Los cinco comenzaron el descenso por la pendiente. Anna decía que la yunta nunca se había movido con tanta lentitud; si no se apuraban, se caería muerta sobre los troncos a mitad de camino. Pero Karl le recordó que no debían apurar a los caballos, por precaución. Anna caminaba a paso vivo, delante de Karl, balanceando apenas las caderas en forma provocativa.
– ¿Qué cocinaste para la cena? -le preguntó su esposo, detrás de ella.

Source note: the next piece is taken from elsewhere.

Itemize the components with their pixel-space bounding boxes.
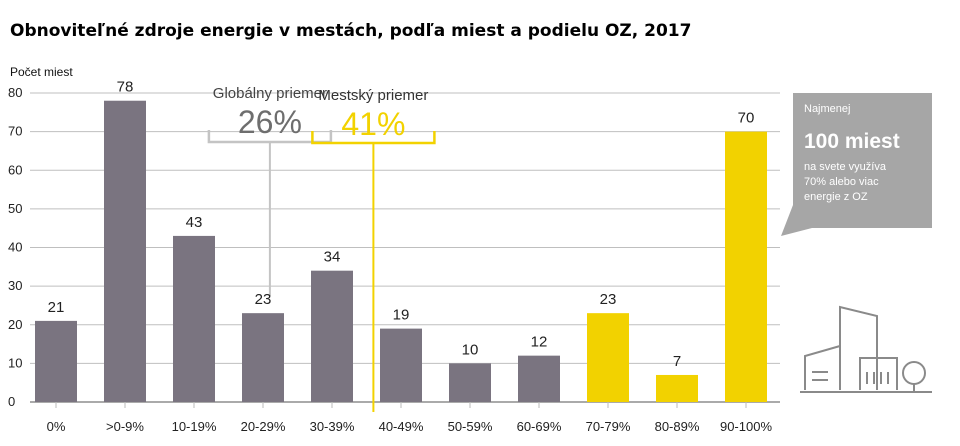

Anna arrojó fuego por la mirada, y continuó su marcha mientras lo regañaba:
– No te hagas el gracioso, Karl.
– Creo que es otra persona la que se hace la graciosa aquí. Y si no tiene más cuidado con sus bromas, terminará por ocuparse hoy de la cocina.
Anna se volvió y dio unos saltitos hacia Karl, mientras rogaba con voz suplicante:
– Haría cualquier cosa por una comida decente preparada por otra persona, para variar.
– ¿Cualquier cosa? -preguntó, sugestivamente. Alargó sus pasos para alcanzar a Anna, quien, ignorando su insinuación, siguió marchando a paso vivo hacia la cena-. Ven aquí, Anna -le ordenó en un tono apacible.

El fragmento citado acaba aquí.